BDN: How has your background in Maine influenced your job in D.C.?

Mills: Put it this way — everybody in the White House with whom I work knows that I live in Maine, and it is the most extraordinary place to live and to be part of the community. The values and the experience of understanding Maine businesses that I was able to attain working with the governor and the Legislature on clusters and on the research and development bond and on Maine’s competitiveness are really the foundation stones for many of the things that we’re doing across the country today.

BDN: Using that national perspective, what do you think Maine needs to do to improve its economy?

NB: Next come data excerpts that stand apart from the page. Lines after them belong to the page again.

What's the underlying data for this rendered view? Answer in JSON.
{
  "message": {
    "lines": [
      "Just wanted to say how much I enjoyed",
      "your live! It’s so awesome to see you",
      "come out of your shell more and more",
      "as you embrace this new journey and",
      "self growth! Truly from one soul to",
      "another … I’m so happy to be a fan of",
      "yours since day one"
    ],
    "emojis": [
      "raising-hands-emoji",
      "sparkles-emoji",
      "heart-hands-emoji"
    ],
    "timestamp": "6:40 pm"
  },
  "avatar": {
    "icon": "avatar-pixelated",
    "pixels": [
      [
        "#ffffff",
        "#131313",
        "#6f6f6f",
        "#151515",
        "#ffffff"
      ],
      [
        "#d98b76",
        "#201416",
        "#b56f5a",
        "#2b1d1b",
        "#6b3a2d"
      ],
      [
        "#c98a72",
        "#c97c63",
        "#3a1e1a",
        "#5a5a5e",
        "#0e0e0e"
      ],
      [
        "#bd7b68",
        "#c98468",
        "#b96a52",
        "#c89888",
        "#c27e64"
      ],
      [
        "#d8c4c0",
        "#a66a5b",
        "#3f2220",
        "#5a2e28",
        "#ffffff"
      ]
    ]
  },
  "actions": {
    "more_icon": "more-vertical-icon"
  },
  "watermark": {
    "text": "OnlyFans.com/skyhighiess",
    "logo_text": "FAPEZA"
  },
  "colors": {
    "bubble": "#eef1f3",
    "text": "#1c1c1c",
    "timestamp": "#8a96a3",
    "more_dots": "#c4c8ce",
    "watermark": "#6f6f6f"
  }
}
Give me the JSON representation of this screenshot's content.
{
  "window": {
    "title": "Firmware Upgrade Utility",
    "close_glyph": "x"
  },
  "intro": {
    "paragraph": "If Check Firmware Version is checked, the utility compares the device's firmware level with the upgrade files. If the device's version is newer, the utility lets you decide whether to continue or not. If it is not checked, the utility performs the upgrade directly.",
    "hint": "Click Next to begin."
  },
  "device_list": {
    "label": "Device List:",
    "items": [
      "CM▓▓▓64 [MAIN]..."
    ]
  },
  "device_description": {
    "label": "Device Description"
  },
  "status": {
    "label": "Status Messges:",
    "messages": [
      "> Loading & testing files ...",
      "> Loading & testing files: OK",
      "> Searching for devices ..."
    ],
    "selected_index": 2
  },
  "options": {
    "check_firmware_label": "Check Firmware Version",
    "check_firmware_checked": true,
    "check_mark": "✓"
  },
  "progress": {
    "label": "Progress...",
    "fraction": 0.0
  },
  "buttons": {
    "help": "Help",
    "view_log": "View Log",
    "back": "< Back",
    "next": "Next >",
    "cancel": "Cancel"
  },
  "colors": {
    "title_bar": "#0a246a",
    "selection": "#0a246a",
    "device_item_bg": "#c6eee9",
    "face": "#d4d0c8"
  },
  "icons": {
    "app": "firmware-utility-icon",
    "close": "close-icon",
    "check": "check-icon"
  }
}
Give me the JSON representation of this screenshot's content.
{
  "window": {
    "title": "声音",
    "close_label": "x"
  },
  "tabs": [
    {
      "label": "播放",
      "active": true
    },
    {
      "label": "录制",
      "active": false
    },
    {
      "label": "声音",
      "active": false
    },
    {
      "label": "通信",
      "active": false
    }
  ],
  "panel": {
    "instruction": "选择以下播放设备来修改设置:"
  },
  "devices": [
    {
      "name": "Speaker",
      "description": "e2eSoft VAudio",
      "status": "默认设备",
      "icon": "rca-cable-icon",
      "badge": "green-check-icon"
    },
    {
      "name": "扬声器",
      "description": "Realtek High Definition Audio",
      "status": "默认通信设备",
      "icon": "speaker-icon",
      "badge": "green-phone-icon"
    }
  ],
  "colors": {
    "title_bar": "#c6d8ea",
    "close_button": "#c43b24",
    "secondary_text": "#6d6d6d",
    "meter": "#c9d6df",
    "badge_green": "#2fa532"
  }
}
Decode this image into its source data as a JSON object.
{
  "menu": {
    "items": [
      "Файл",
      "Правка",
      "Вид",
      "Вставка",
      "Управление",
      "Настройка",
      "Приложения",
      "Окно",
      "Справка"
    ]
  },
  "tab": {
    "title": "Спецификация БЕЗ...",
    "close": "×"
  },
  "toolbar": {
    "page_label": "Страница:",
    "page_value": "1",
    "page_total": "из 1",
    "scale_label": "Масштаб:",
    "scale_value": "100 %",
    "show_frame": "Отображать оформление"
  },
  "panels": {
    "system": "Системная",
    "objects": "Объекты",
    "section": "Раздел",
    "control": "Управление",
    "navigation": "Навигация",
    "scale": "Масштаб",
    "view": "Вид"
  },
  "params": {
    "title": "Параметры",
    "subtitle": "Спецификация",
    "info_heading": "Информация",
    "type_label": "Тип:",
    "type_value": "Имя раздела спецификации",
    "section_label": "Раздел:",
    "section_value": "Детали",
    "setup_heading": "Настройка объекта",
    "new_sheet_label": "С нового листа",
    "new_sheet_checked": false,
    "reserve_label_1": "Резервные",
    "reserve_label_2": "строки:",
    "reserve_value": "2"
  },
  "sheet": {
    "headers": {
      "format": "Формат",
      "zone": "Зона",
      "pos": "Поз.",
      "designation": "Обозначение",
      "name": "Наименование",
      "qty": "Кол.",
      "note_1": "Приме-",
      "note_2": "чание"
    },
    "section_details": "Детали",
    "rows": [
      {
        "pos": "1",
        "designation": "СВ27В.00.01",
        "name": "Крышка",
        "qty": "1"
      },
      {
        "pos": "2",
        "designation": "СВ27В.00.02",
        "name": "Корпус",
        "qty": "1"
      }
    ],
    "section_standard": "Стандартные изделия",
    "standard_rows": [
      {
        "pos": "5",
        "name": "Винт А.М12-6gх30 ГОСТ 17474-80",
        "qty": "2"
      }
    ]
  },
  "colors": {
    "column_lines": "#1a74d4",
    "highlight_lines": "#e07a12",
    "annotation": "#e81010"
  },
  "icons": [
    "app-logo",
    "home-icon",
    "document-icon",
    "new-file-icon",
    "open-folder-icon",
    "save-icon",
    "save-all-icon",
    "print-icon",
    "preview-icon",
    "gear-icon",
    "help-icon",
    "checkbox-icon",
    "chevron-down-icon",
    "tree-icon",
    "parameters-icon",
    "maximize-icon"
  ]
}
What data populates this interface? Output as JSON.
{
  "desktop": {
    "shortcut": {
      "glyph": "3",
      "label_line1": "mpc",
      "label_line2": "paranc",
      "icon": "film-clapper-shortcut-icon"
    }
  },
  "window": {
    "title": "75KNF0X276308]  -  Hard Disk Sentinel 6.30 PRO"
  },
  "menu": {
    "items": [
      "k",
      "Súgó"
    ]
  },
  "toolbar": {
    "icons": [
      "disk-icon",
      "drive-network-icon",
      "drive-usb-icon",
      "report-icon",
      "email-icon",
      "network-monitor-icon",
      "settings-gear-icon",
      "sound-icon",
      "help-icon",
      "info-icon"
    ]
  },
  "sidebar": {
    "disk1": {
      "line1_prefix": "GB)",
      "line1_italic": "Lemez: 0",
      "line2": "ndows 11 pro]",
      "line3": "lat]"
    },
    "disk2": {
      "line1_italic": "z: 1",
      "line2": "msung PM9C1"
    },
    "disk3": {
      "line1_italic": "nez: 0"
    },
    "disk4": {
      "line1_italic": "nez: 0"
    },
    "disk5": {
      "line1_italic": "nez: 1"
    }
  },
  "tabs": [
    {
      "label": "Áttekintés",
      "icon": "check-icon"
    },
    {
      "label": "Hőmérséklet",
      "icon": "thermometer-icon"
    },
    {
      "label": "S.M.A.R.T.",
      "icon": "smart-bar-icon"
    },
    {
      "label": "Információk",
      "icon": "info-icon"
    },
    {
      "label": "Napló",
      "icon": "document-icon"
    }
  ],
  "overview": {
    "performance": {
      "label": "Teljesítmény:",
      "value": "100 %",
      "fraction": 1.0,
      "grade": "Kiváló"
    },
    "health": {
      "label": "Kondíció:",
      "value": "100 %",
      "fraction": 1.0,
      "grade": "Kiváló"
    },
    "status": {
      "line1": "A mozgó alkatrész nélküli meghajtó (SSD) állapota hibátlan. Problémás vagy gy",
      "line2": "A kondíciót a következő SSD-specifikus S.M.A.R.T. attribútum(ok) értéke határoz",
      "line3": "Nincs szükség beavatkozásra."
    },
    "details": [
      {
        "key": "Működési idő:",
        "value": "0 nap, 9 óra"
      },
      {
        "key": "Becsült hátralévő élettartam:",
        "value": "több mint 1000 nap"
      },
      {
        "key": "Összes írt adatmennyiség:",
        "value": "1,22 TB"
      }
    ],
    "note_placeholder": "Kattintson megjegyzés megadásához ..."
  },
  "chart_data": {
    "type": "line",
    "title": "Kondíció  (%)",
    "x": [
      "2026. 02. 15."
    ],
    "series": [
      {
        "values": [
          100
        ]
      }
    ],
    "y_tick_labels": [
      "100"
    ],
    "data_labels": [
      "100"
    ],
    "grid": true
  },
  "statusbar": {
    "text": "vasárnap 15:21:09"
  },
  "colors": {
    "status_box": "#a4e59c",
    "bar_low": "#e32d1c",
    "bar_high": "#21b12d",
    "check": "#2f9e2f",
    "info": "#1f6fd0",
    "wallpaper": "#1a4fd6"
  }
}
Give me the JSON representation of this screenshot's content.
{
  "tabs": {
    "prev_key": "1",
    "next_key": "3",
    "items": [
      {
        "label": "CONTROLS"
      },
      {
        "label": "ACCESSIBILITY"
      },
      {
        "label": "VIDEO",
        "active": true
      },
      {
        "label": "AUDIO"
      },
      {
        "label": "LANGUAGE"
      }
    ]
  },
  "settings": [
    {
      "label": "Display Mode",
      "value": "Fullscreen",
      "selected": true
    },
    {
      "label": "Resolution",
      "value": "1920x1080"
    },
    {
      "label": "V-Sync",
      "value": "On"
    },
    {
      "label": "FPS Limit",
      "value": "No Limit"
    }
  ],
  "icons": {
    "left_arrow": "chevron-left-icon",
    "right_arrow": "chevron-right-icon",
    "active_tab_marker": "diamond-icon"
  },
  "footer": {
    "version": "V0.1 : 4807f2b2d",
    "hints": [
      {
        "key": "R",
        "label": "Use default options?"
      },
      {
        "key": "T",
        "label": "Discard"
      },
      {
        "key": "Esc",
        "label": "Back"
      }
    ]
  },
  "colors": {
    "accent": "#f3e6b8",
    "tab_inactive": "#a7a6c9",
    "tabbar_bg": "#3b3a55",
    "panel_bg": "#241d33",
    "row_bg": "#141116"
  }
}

Mills: Maine has some tremendous assets, and one of the first things I learned in Maine is economic development needs to build on the assets of a place. One of the things Maine has is quality of place, and an extraordinary environment. Quality of place and economic development really go hand-in-hand in Maine — they’re not in conflict.

Building on that, Maine has the ability to be a place of great innovation and entrepreneurship — it has a long heritage of small business and entrepreneurs, and it has some terrific research and development and university science that is spawning many innovative companies.

I point you to the work of the Maine Technology Institute and the research and development bond we were able to put through a number of years ago. That is now bearing fruit in many high-growth small businesses. Maine has an environment where entrepreneurs want to come, to found their business.

In Bowdoinham, FHC makes research and clinical products for neuroscience. They’re a terrific company; they’ve had several SBIR awards. We have Kennebec Technologies, which is an expanding company, and there’s some great manufacturing companies still growing — even a shoe company, Rancourt & Co. Shoecrafters, we gave him an SBA loan.

What I think has made all this possible is a combination of access to capital from things like our SBA banking partners in Maine, and skills training by the community colleges, who have reached out to the Maine community and helped Maine’s terrific work force gain the skills they need to make sure these companies can hire trained and skilled workers and prosper in our state.